UCLA and SLAC Develop Plasma Accelerator that Boosts Electron Beam Energy and Quality Simultaneously
The advance could pave the way for new scientific cameras and microscopes capable of probing nature’s fastest motions and smallest building blocks

Greg Stewart/SLAC National Accelerator Laboratory
In a plasma wakefield accelerator, a high-energy drive beam (right, larger yellow-green oval) creates a plasma wake “bubble” (center, green oval) where a new, denser electron bunch (left, smaller yellow oval) forms.
UCLA Samueli Newsroom
A team led by researchers from the UCLA Samueli School of Engineering and the U.S. Department of Energy’s SLAC National Accelerator Laboratory has shown that a plasma accelerator can transform a state-of-the-art electron beam into one that is simultaneously much brighter and higher in energy.

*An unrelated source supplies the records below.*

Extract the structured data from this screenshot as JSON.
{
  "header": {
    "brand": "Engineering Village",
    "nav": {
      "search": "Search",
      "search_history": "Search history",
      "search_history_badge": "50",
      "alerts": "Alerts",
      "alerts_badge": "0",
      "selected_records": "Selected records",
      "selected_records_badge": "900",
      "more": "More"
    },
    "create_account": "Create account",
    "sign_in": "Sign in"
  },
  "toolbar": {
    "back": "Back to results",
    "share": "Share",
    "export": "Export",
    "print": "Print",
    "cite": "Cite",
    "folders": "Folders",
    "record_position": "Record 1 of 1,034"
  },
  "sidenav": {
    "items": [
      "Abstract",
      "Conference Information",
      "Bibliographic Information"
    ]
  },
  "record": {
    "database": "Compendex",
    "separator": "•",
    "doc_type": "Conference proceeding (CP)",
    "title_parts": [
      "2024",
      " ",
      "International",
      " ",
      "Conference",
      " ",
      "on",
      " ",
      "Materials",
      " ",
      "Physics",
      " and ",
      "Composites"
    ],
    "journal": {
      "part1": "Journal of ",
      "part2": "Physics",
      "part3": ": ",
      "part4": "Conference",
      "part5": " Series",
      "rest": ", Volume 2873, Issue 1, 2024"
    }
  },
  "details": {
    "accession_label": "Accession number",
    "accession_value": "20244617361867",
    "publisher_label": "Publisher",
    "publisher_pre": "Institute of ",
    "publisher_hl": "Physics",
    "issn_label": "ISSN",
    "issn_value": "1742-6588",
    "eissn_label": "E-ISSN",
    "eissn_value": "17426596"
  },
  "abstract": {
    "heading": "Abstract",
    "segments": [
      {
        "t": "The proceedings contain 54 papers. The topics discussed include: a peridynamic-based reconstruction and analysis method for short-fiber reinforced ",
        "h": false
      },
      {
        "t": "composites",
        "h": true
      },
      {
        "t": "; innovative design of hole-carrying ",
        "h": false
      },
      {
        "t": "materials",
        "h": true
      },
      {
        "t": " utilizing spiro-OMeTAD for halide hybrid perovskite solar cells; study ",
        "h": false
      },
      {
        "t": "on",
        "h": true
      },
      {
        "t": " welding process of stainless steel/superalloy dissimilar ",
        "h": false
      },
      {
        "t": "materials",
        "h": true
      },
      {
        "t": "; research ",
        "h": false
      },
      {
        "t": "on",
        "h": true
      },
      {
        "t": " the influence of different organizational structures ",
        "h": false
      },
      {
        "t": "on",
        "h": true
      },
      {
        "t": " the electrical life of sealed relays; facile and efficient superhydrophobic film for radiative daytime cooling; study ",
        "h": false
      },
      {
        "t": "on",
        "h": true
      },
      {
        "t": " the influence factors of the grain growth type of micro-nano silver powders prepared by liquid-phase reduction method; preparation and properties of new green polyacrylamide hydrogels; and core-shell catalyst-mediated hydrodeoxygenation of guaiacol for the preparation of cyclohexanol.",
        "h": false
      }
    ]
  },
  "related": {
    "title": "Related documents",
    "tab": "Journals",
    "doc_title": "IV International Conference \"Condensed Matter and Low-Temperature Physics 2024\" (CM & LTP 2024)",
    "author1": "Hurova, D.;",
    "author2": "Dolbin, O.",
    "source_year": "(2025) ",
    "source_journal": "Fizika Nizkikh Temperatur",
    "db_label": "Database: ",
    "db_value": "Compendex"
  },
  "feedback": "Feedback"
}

Published Nov. 28 in Nature Communications, the breakthrough lays the foundation for compact X-ray lasers — ultra-powerful cameras that can capture images of atoms in motion in freeze frame. The advance could also help significantly reduce the size of future particle colliders, which act as “super microscopes” for exploring nature’s fundamental building blocks.
The study’s co-corresponding authors are Chan Joshi, a distinguished professor of electrical and computer engineering and Chaojie Zhang, a UCLA Samueli associate project scientist. Mark Hogan, director for SLAC’s Facility for Advanced Accelerator Experimental Tests, where the experiments were conducted, is also a co-author. Additional contributors include researchers from UCLA Samueli’s Department of Electrical and Computer Engineering, UCLA Department of Physics and Astronomy, SLAC, the University of Oslo in Norway, the Institut Polytechnique de Paris in France and the University of Colorado Boulder.
In the experiment, researchers sent a 10-giga-electronvolt beam (10 billion volts of energy gained by an electron) into a meter-scale column of hydrogen gas. This beam, which had already accelerated by a kilometer-long conventional accelerator, was so intense that it ripped the hydrogen atoms apart into a plasma — a hot gas of electrons and ions. The initial “drive beam” created a near light-speed wake in the plasma, similar to the trail left by a speedboat. Electrons in the plasma were then trapped and further accelerated in that wakefield to energies of up to 26 GeV. The entire process unfolded in just two meters.
The new beam was up to 38 times brighter, higher in energy, more densely packed and more tightly focused than the original beam. While the original output is like a powerful floodlight, the new beam behaves like a laser pointer, concentrating its energy into a single tiny and parallel beam. This combination of brightness and sharp focus is essential for many scientific applications.
In the near future, this bright electron beam could power compact X-ray free-electron lasers — devices that pulse for a millionth of a billionth of a second, fast enough to capture individual atoms and molecules at a standstill during chemical reactions. Brighter, more compact X-ray lasers could also help scientists reveal molecular dynamics in unprecedented detail, leading to breakthroughs in medicine, new quantum materials and battery technology.
Over the long term, these super microscopes could collide particles to probe nature’s fundamental building blocks. The advance could also enable the development of smaller, more cost-effective high-energy particle colliders, helping to overcome the challenges posed by the massive, expensive facilities required by current technology.
SLAC is operated by Stanford University for the U.S. Department of Energy’s Office of Science, which funded the research.